Empathy shouldn’t really be considered a superpower but rather a quality that makes us all better people – but in True Colors, this means that Alex can basically see and experience the emotions of another person, which are presented in a colourful aura, such as red for anger, blue for sadness, and purple for fear.
It’s not just a glorified form of mind-reading either. The aura might spread to other objects in the immediate area that triggers a character’s memories leading to other clues, while Alex’s dialogue choices can also alter someone’s emotions, which might feel manipulative on a couple occasions but more often is about helping someone out of a bad emotional state. Going one step further, she can even absorb these emotions, which carry their own risks, especially if someone is suffering from severe depression, for instance.

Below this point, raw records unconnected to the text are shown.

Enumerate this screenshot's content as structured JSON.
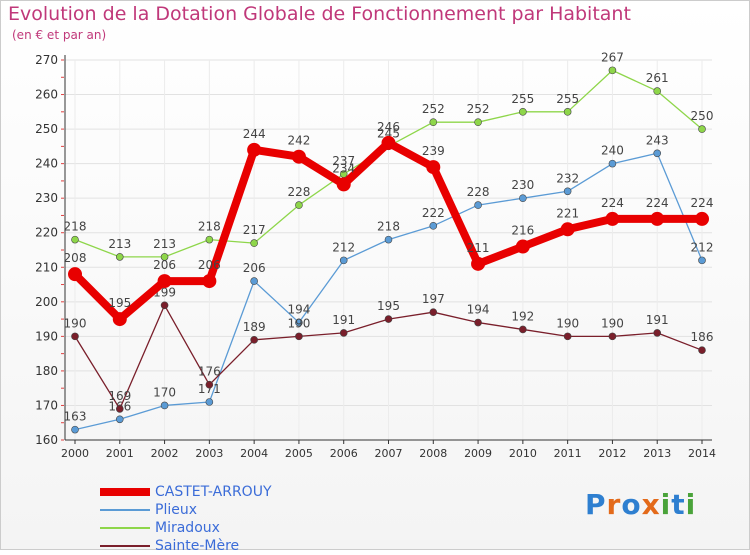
{
  "header": {
    "title": "Evolution de la Dotation Globale de Fonctionnement par Habitant",
    "subtitle": "(en € et par an)"
  },
  "logo": {
    "text": "Proxiti"
  },
  "colors": {
    "title": "#c0387a",
    "axis": "#333333",
    "legend_text": "#3b6cd8"
  },
  "chart_data": {
    "type": "line",
    "title": "Evolution de la Dotation Globale de Fonctionnement par Habitant",
    "subtitle": "(en € et par an)",
    "xlabel": "",
    "ylabel": "",
    "x": [
      "2000",
      "2001",
      "2002",
      "2003",
      "2004",
      "2005",
      "2006",
      "2007",
      "2008",
      "2009",
      "2010",
      "2011",
      "2012",
      "2013",
      "2014"
    ],
    "ylim": [
      160,
      270
    ],
    "yticks": [
      160,
      170,
      180,
      190,
      200,
      210,
      220,
      230,
      240,
      250,
      260,
      270
    ],
    "grid": true,
    "legend_position": "bottom-left",
    "series": [
      {
        "name": "CASTET-ARROUY",
        "color": "#e80000",
        "emphasis": true,
        "values": [
          208,
          195,
          206,
          206,
          244,
          242,
          234,
          246,
          239,
          211,
          216,
          221,
          224,
          224,
          224
        ]
      },
      {
        "name": "Plieux",
        "color": "#5b9bd5",
        "emphasis": false,
        "values": [
          163,
          166,
          170,
          171,
          206,
          194,
          212,
          218,
          222,
          228,
          230,
          232,
          240,
          243,
          212
        ]
      },
      {
        "name": "Miradoux",
        "color": "#8ed64a",
        "emphasis": false,
        "values": [
          218,
          213,
          213,
          218,
          217,
          228,
          237,
          245,
          252,
          252,
          255,
          255,
          267,
          261,
          250
        ]
      },
      {
        "name": "Sainte-Mère",
        "color": "#7a1f2b",
        "emphasis": false,
        "values": [
          190,
          169,
          199,
          176,
          189,
          190,
          191,
          195,
          197,
          194,
          192,
          190,
          190,
          191,
          186
        ]
      }
    ]
  }
}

More importantly, the point of empathy is being able to understand someone else’s perspective, which allows for nuanced writing, revealing conflicting emotions beneath someone who looks like they’re keeping it together or finding out why someone who could’ve been just an unlikable caricature is acting the way they are. For the most part, it also avoids being gratuitous with the difficult subjects that come up, from mental illness to grief.

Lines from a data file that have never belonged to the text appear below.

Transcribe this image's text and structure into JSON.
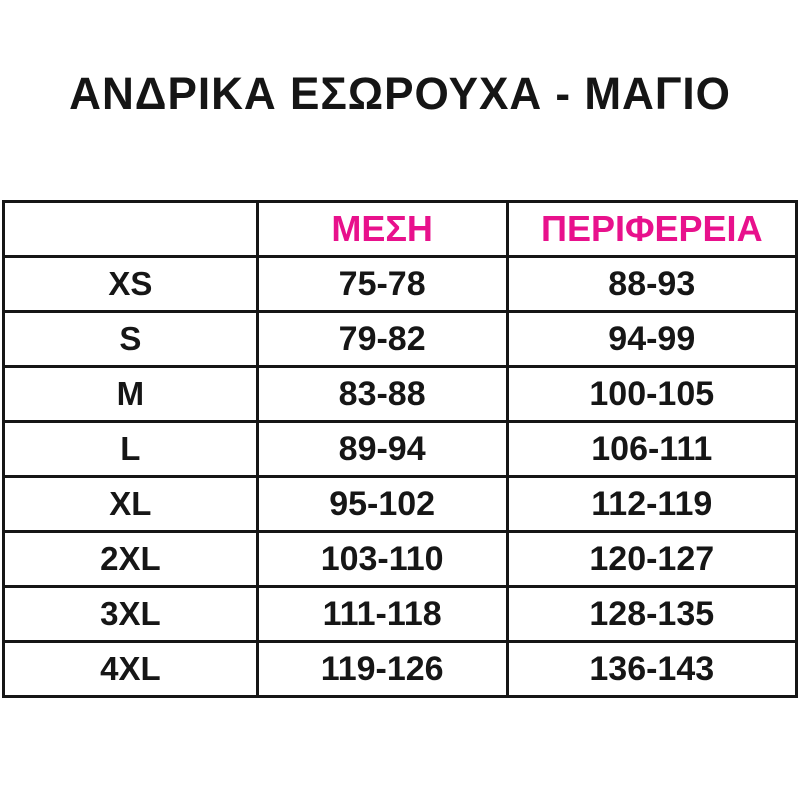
{
  "page": {
    "title": "ΑΝΔΡΙΚΑ ΕΣΩΡΟΥΧΑ - ΜΑΓΙΟ"
  },
  "colors": {
    "header_text": "#E8118C",
    "body_text": "#161616",
    "border": "#161616",
    "background": "#ffffff"
  },
  "table": {
    "headers": {
      "size": "",
      "waist": "ΜΕΣΗ",
      "hips": "ΠΕΡΙΦΕΡΕΙΑ"
    },
    "rows": [
      {
        "size": "XS",
        "waist": "75-78",
        "hips": "88-93"
      },
      {
        "size": "S",
        "waist": "79-82",
        "hips": "94-99"
      },
      {
        "size": "M",
        "waist": "83-88",
        "hips": "100-105"
      },
      {
        "size": "L",
        "waist": "89-94",
        "hips": "106-111"
      },
      {
        "size": "XL",
        "waist": "95-102",
        "hips": "112-119"
      },
      {
        "size": "2XL",
        "waist": "103-110",
        "hips": "120-127"
      },
      {
        "size": "3XL",
        "waist": "111-118",
        "hips": "128-135"
      },
      {
        "size": "4XL",
        "waist": "119-126",
        "hips": "136-143"
      }
    ]
  },
  "chart_data": {
    "type": "table",
    "title": "ΑΝΔΡΙΚΑ ΕΣΩΡΟΥΧΑ - ΜΑΓΙΟ",
    "columns": [
      "",
      "ΜΕΣΗ",
      "ΠΕΡΙΦΕΡΕΙΑ"
    ],
    "rows": [
      [
        "XS",
        "75-78",
        "88-93"
      ],
      [
        "S",
        "79-82",
        "94-99"
      ],
      [
        "M",
        "83-88",
        "100-105"
      ],
      [
        "L",
        "89-94",
        "106-111"
      ],
      [
        "XL",
        "95-102",
        "112-119"
      ],
      [
        "2XL",
        "103-110",
        "120-127"
      ],
      [
        "3XL",
        "111-118",
        "128-135"
      ],
      [
        "4XL",
        "119-126",
        "136-143"
      ]
    ],
    "layout": {
      "header_text_color": "#E8118C",
      "grid": "on",
      "units_implied": "cm"
    }
  }
}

Which isn’t to say it’s a misery fest of anxiety and trauma, as the game also basks in moments of joy, some of which are brought about through Alex’s actions, including one choice that is guaranteed to have you positively beaming.
It would be fair to say that the writing succeeds in True Colors not just because of the performance of the cast but because the tech has also stepped up, from the use of mo-cap to the subtle facial animations, making every close-up as emotionally affecting as intended.